At the last two board meetings, the Spokane Public Schools Board of Directors has considered a new school boundary proposal that would change where thousands of students in SPS attend school in the coming years. The proposal before the board not only misses a unique opportunity to further equity for all students through greater socioeconomic integration, but in some cases, it even exacerbates segregation, by class and by race.
Decades of research demonstrate the benefits of socioeconomically diverse settings for all students. These benefits include better academic outcomes such as higher college persistence and graduation rates — especially for low-income students — and social benefits, such as a reduction in racial bias. Just as importantly, the data is very clear on how pernicious the effects of concentrated poverty can be on students and student outcomes. When presented with the chance to reduce the prevalence of high poverty schools, school boards should seize the opportunity.
The proposal before the board came out of a year-and-a-half-long committee process led by external consultants who have urged the committee to prioritize the maintenance of a “cohort model” as the principle priority, whereby the main consideration in boundary decisions is keeping groups of students together from elementary through high school. These consultants claimed in a recent memo to the board that “research indicates” that such a vertical feeder pattern “will create an environment of success for all students, and especially for those most disadvantaged.” This assertion is directly contradicted by research posted to SPS’s website, which states that “low‐achieving students can benefit from mixed or divergent pathways,” as opposed to linear pathways.
As a result of the hyper-focus on cohorts, the proposal estimates that the Free and Reduced Lunch rate (FRL, an indicator of poverty) at Lewis and Clark High School would drop by 11 percentage points to 28 percent FRL. By contrast, North Central’s FRL rate would increase by 12 percentage points to 69 percent FRL, creating a greater imbalance in student demographics and setting the stage for even greater disparities in the future.
Additionally, the proposal would result in three middle schools with a greater than 83 percent FRL student demographic, as well as a higher non-White population than all other middle schools. On the other end of the spectrum, the plan leaves two middle schools with a less than 37 percent FRL rate, and higher White population than all but one SPS middle school.
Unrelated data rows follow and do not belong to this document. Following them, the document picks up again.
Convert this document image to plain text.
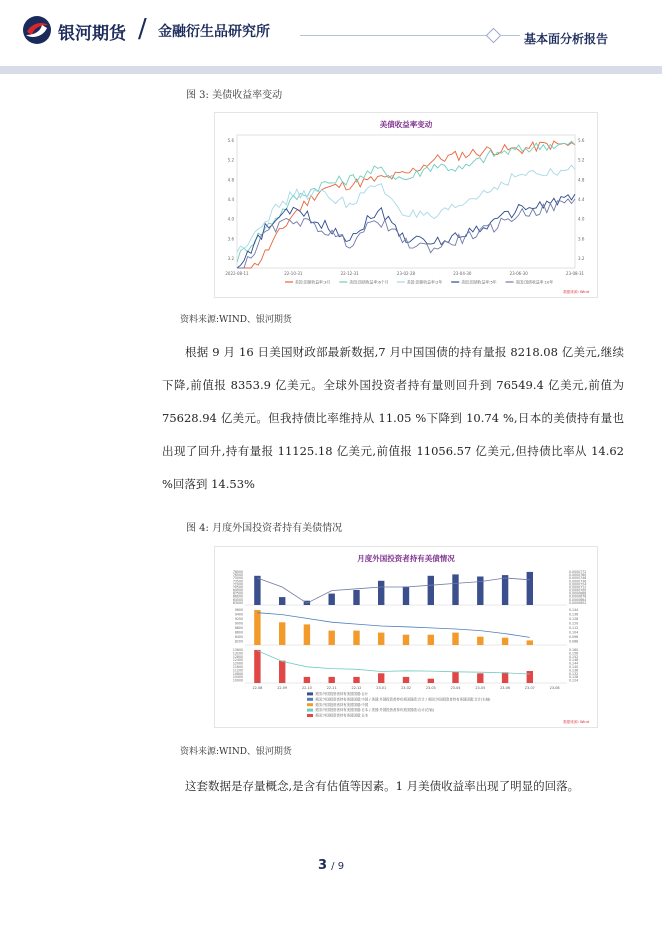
银河期货 / 金融衍生品研究所	基本面分析报告
图 3: 美债收益率变动
美债收益率变动
5.6	5.6
5.2	5.2
4.8	4.8
4.4	4.4
4.0	4.0
3.6	3.6
3.2	3.2
2022-08-11	22-10-31	22-12-31	23-02-28	23-04-30	23-06-30	23-08-31
美国:国债收益率:3月	美国:国债收益率:6个月	美国:国债收益率:2年	美国:国债收益率:5年	美国:国债收益率:10年
数据来源: Wind
资料来源:WIND、银河期货
根据 9 月 16 日美国财政部最新数据,7 月中国国债的持有量报 8218.08 亿美元,继续下降,前值报 8353.9 亿美元。全球外国投资者持有量则回升到 76549.4 亿美元,前值为 75628.94 亿美元。但我持债比率维持从 11.05 %下降到 10.74 %,日本的美债持有量也出现了回升,持有量报 11125.18 亿美元,前值报 11056.57 亿美元,但持债比率从 14.62 %回落到 14.53%
图 4: 月度外国投资者持有美债情况
月度外国投资者持有美债情况
78000
76500
75000
73500
72000
70500
69000
67500
66000
64500
63000
0.0000772
0.0000760
0.0000748
0.0000736
0.0000724
0.0000712
0.0000700
0.0000688
0.0000676
0.0000664
0.0000652
9600
9400
9200
9000
8800
8600
8400
8200
0.144
0.136
0.128
0.120
0.112
0.104
0.096
0.088
13600
13200
12800
12400
12000
11600
11200
10800
10400
10000
0.160
0.156
0.152
0.148
0.144
0.140
0.136
0.132
0.128
0.124
22-08	22-09	22-10	22-11	22-12	23-01	23-02	23-03	23-04	23-05	23-06	23-07	23-08
美国:外国投资者持有美国国债:合计
美国:外国投资者持有美国国债:中国 / 美国:外国投资者持有美国国债:合计 / 美国:外国投资者持有美国国债:合计(右轴)
美国:外国投资者持有美国国债:中国
美国:外国投资者持有美国国债:日本 / 美国:外国投资者持有美国国债:合计(右轴)
美国:外国投资者持有美国国债:日本
数据来源: Wind
资料来源:WIND、银河期货
这套数据是存量概念,是含有估值等因素。1 月美债收益率出现了明显的回落。
3 / 9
Defenders of the plan have argued that absent comprehensive “bussing,” there is nothing to be done about the disparities in student populations. However, districts across the country have demonstrated that strategically drawn boundaries, strategic placements of magnet schools and special programs, and innovative enrollment and choice policies can help ensure schools do not recreate the segregation that often exists in housing. Moreover, transportation solutions that add negligible amounts of time to students’ commutes are often cast with the pall of “bussing,” which has historically been used as coded language to prevent integration. For instance, redirecting students from the Indian Trail neighborhood to Shadle Park instead of North Central would likely save an average of five minutes on a bus. Five additional minutes of transportation should not be controversial. Moreover, the plan has students who live across the street from Shadle Park being bussed to North Central, so the tradeoffs made in the proposal are not always logical.
The board of directors passed an equity policy just last year that resolved that “Spokane Public Schools will establish equity policies that guide budgetary processes, operations, and student programming.” What could be more equitable than ensuring schools do not recreate patterns of segregation and provide students of all backgrounds with the conditions that lead to success?
The board of directors meets again on Wednesday night at 7 pm. They should seize this opportunity by redirecting the boundary committee to name socioeconomic diversity as a driving principle in its redistricting process, take the extra time needed to get it right, and present the board with a viable alternative to the plan they have presented. Additionally, the board should make strategic decisions about magnet schools in conjunction with this redistricting effort and not as an afterthought. Taking the shortcut by dismissing these concerns or promising future actions that attempt to compensate for the disparities this plan creates will simply put the district on a path towards greater segregation in the future. ♦
Stefan Lallinger is a parent and former teacher and principal. He is also an Education Fellow at The Century Foundation and on faculty at American University. His doctorate is in education leadership from Harvard University.